The museum also has special references for children, considered to be close to Jawaharlal Nehru, who is also known by the nickname "Chacha Nehru" (lit. 'Uncle Nehru').

From April 2015 to March 2016, the museum received nearly 1.7 million visitors.

===Exhibits===
The museum leverages cutting-edge presentation tools for showcasing interactive historical narratives. Key technologies include:

- Holographic displays of speeches and events from various prime ministerial tenures.
- Augmented and Virtual Reality (AR/VR) experiences simulating historic moments such as cabinet meetings or foreign visits.
- Projection mapping to recreate pivotal events on large-scale immersive screens.
- 360° immersive theatre for a "Time Machine" experience tracing India's democratic path.
- Motion-synchronized helicopter-ride simulation over development projects.
- Interactive touchscreens offering archival photographs, audio clips, and videos.
- Animatronics for lifelike representations of historic personalities.
- Handheld audio guides are available in multiple languages, with content tailored for different age groups.

==Library==
The Prime Ministers' Library (formerly Nehru Memorial Library) is the world's leading resource center on India's first prime minister Jawaharlal Nehru. Its archives contain the bulk of Mahatma Gandhi's writings, as well as private papers of Swami Sahajanand Saraswati, C. Rajagopalachari, B. C. Roy, Jayaprakash Narayan, Charan Singh, Sarojini Naidu and Rajkumari Amrit Kaur. Amongst noted publications of the NMML are Selected Works of Jawaharlal Nehru, Man of Destiny by Ruskin Bond, and Nehru Anthology (1980). The library also has an archive of the private correspondence between Nehru and Edwina Mountbatten, wife of Lord Mountbatten, but with limited access.

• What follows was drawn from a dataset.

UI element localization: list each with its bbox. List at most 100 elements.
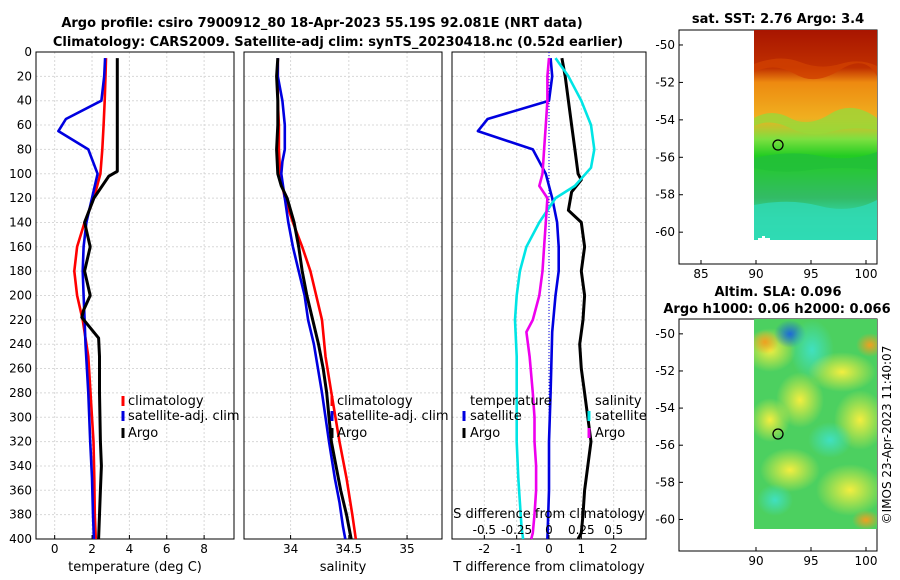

It is also one of the best libraries in Delhi for social sciences as it has a huge collection on labour related issues in the form of PhD dissertations, reports, books, journals and newspapers.

===Digital library===
In March 2010, it launched a digitization project of its archives. The collection of manuscripts, historical documents and other archival materials of the Nehru Memorial Museum and Library were made available online, after the digitization project, with the help of HCL Infosystems in 2010. By May 2011, employing the Ministry of Culture's funding of ₹10 crore, the project had digitized 50 collections of manuscripts (867,000 pages of manuscripts) and 834 interview transcripts and over one lakh images of the newspaper Amrita Bazar Patrika (1905–1938), uploaded 500,000 pages and scanned 29,807 photographs for the digital library website. In all, the digitization covered nine million documents by 2015.